Julgamento de PMs acusados pelo massacre do Carandiru entra no quarto dia
Previsão é de que júri termine até esta sexta-feira
São Paulo|Do R7

Começa na manhã desta quinta-feira (1º) o quarto dia de julgamento dos 27 policiais militares acusados de participação na morte de 73 presos no episódio conhecido como massacre do Carandiru. O júri começou na segunda-feira (29) e deve terminar amanhã.
Na quarta-feira (31), 18 réus que seriam interrogados preferiram ficar em silêncio. Todos afirmaram que são inocentes e que receberam orientações da advogada, Ieda Ribeiro de Souza, para ficarem calados. Apesar disso, a acusação fez perguntas.
O primeiro réu a ser ouvido ontem foi o coronel da Polícia Militar Valter Alves de Mendonça. Seu interrogatório durou aproximadamente três horas. A testemunha destacou em várias ocasiões “não se lembrar” de detalhes. Ele, inclusive, renegou declarações dadas por ele durante uma CPI (Comissão Parlamentar de Inquérito) sobre o massacre em outubro de 1992, na Casa de Detenção.
Ainda na quarta-feira, foi ouvido o major Marcelo González Marques, que era tenente na época do massacre do Carandiru. Ele afirmou durante interrogatório que os policiais militares que invadiram a Casa de Detenção foram recebidos a tiros no 3º pavimento (2º andar). Ele disse ainda que não houve diparos, por parte dos PMs em direção às celas.
De acordo Marques, os policiais receberam aval do secretario de Segurança Púbica para que a PM adentrasse no presídio. Ele afirmou que havia informações de que os presos portavam armas brancas e de fogo e que poderiam portar agulhas e sacos com sangue ou urina de portadores do vírus HIV.
Primeiro dia
O primeiro dia foi marcado pela dispensa de sete das oito testemunhas da acusação. Apenas o perito criminal Osvaldo Negrini foi interrogado. Ele disse ter visto um “mar de cadáveres” e presenciado um “rio de sangue” ao chegar à Casa de Detenção no dia 2 de outubro de 1992. O depoimento de Negrini começou por volta das 14h10 e terminou pouco depois das 16h30.
Segundo dia
No segundo dia do júri, os jurados ouviram no plenário o ex-secretário de Segurança Pedro Franco de Campos e o ex-governador Luiz Antônio Fleury Filho. Além deles, mais duas testemunhas protegidas prestaram depoimento.
A defesa ainda exibiu dois vídeos com depoimentos dos desembargadores Luiz San Juan França e Ivo de Almeida. França era juiz da Vara das Execuções Criminais da Capital em 1992, ano em que 111 detentos da então Casa de Detenção de São Paulo foram mortos após a entrada da Tropa de Choque da Polícia Militar para conter uma rebelião na unidade prisional. Já Almeida era corregedor dos Presídios da Capital na época dos fatos.
Relembre o caso
O massacre do Carandiru começou após uma discussão entre dois presos dar início a uma rebelião no Pavilhão 9. Com a confusão, a Tropa de Choque da Polícia Militar, comandada pelo coronel Ubiratan Guimarães, foi chamada para conter a revolta. A ação deixou 111 mortos. Ao todo, 286 policiais militares entraram no Complexo Penitenciário do Carandiru para conter a rebelião em 1992, desses 84 foram acusados de homicídio.

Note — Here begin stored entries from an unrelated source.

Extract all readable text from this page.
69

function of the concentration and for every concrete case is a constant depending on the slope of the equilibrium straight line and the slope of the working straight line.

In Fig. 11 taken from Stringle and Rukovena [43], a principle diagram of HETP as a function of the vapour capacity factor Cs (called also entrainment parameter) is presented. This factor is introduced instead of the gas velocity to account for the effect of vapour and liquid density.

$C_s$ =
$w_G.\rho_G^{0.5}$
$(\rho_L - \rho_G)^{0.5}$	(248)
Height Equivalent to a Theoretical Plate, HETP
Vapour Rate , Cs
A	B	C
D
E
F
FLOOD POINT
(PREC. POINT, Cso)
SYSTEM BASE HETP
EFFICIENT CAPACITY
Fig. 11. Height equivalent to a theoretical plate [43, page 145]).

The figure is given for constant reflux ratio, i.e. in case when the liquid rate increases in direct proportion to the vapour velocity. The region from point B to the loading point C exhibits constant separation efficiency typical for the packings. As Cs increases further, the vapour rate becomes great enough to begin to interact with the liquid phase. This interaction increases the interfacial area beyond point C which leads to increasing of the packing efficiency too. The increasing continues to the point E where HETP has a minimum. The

Em abril de 2013, 26 policiais militares foram levados ao banco dos réus pela morte de 15 detentos no segundo pavimento do pavilhão nove no massacre do Carandiru. Após sete dias de julgamento, a maioria foi condenada por homicídio qualificado — com uso de recurso que dificultou a defesa da vítima. Naquela ocasião, seis homens e uma mulher formaram o Conselho de Sentença.

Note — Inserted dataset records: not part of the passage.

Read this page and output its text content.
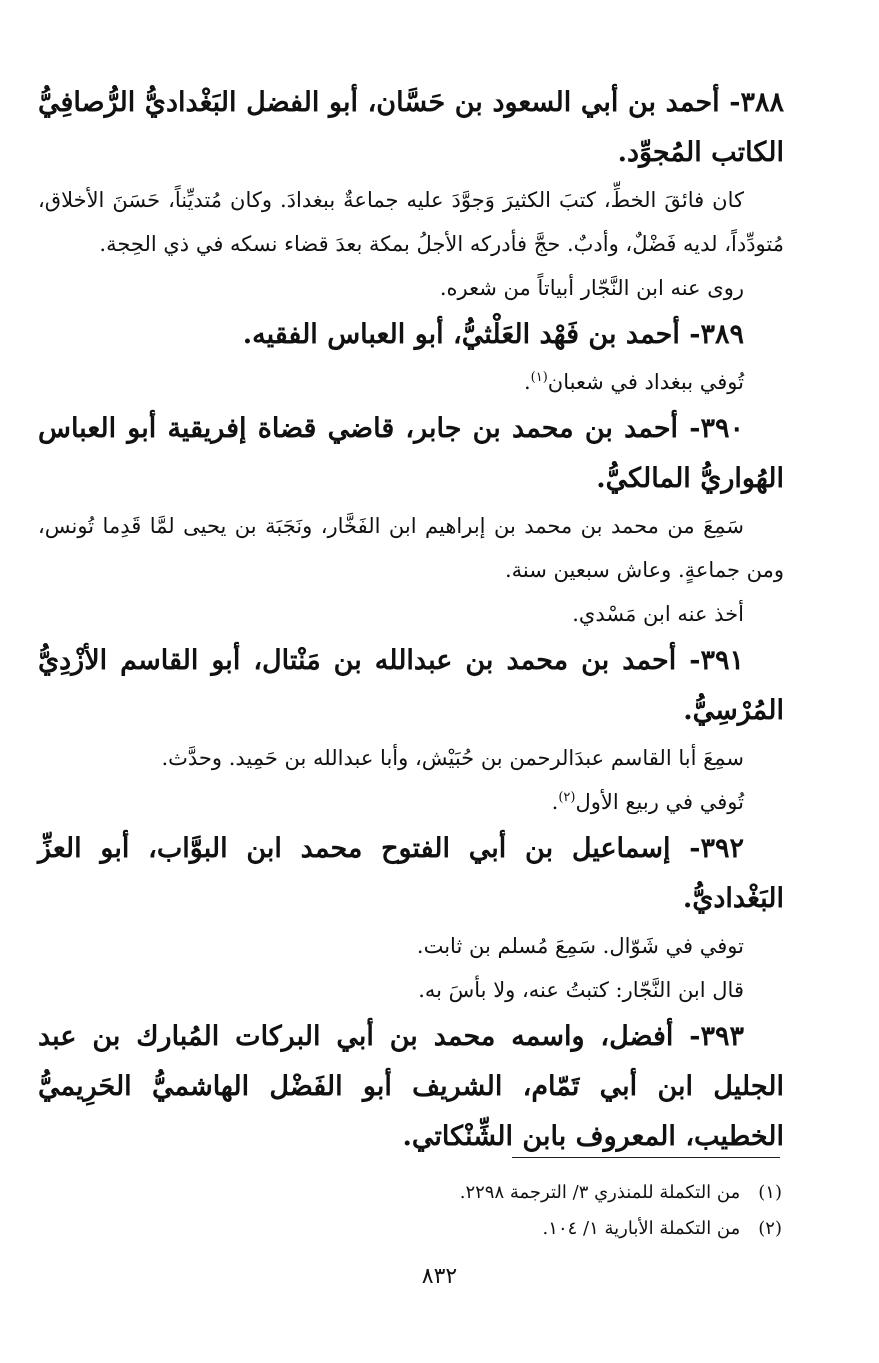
٣٨٨- أحمد بن أبي السعود بن حَسَّان، أبو الفضل البَغْداديُّ الرُّصافِيُّ الكاتب المُجوِّد.

كان فائقَ الخطِّ، كتبَ الكثيرَ وَجوَّدَ عليه جماعةٌ ببغدادَ. وكان مُتديِّناً، حَسَنَ الأخلاق، مُتودِّداً، لديه فَضْلٌ، وأدبٌ. حجَّ فأدركه الأجلُ بمكة بعدَ قضاء نسكه في ذي الحِجة.

روى عنه ابن النَّجّار أبياتاً من شعره.

٣٨٩- أحمد بن فَهْد العَلْثيُّ، أبو العباس الفقيه.

تُوفي ببغداد في شعبان$^{(١)}$.

٣٩٠- أحمد بن محمد بن جابر، قاضي قضاة إفريقية أبو العباس الهُواريُّ المالكيُّ.

سَمِعَ من محمد بن محمد بن إبراهيم ابن الفَخَّار، ونَجَبَة بن يحيى لمَّا قَدِما تُونس، ومن جماعةٍ. وعاش سبعين سنة.

أخذ عنه ابن مَسْدي.

٣٩١- أحمد بن محمد بن عبدالله بن مَنْتال، أبو القاسم الأزْدِيُّ المُرْسِيُّ.

سمِعَ أبا القاسم عبدَالرحمن بن حُبَيْش، وأبا عبدالله بن حَمِيد. وحدَّث.

تُوفي في ربيع الأول$^{(٢)}$.

٣٩٢- إسماعيل بن أبي الفتوح محمد ابن البوَّاب، أبو العزِّ البَغْداديُّ.

توفي في شَوّال. سَمِعَ مُسلم بن ثابت.

قال ابن النَّجّار: كتبتُ عنه، ولا بأسَ به.

٣٩٣- أفضل، واسمه محمد بن أبي البركات المُبارك بن عبد الجليل ابن أبي تَمّام، الشريف أبو الفَضْل الهاشميُّ الحَرِيميُّ الخطيب، المعروف بابن الشِّنْكاتي.

(١)من التكملة للمنذري ٣/ الترجمة ٢٢٩٨.
(٢)من التكملة الأبارية ١/ ١٠٤.
٨٣٢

Dos 26 policiais, 23 foram condenados a 156 anos de prisão, inicialmente, em regime fechado. Os réus receberam a pena mínima de 12 anos por cada uma das mortes dos 13 detentos. Os condenados poderão recorrer em liberdade. Outros três PMs foram absolvidos pelo júri, que acatou o pedido feito pela acusação.
Antes deles, Ubiratan Guimarães chegou a ser condenado a 632 anos de prisão, porém, um recurso absolveu o réu e ele não chegou a passar um dia na cadeia.

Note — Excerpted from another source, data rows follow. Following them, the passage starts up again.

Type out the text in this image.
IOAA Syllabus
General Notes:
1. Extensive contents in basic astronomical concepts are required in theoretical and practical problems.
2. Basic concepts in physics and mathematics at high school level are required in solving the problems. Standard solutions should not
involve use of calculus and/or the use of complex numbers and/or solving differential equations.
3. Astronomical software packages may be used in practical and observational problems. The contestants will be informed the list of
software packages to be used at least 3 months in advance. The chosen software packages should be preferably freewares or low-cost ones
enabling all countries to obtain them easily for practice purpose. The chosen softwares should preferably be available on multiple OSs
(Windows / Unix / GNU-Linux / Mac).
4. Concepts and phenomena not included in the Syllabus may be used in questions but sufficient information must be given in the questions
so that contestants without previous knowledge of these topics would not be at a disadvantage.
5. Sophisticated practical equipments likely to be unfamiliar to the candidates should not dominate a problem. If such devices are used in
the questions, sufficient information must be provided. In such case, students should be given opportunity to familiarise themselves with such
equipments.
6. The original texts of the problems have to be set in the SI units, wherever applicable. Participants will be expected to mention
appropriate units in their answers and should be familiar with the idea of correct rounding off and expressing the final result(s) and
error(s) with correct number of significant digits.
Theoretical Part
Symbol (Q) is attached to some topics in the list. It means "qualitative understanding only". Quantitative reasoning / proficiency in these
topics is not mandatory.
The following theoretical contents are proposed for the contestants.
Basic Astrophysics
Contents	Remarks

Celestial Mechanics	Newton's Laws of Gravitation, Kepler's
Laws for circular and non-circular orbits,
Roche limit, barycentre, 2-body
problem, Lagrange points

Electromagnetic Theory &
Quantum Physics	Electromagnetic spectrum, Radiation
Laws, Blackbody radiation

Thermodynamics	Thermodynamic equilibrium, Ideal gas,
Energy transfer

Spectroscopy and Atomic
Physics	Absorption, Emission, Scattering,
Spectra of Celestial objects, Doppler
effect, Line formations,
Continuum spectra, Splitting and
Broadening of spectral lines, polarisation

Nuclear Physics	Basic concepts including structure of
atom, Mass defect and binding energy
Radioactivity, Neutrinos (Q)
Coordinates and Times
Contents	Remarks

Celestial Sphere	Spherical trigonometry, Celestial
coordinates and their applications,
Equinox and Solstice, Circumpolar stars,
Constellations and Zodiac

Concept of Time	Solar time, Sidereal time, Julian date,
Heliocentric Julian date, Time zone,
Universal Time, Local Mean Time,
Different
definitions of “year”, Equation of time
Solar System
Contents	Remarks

Em setembro de 2006, Guimarães foi encontrado morto com um tiro na barriga em seu apartamento nos Jardins. A ex-namorada dele, a advogada Carla Cepollina, foi a julgamento em novembro do ano passado pelo crime e absolvida.
Dezessete testemunhas foram convocadas. Onze de acusação e seis de defesa. Do total, 12 eram aguardadas no tribunal, enquanto as outras cinco teriam vídeos dos seus depoimentos apresentados no plenário.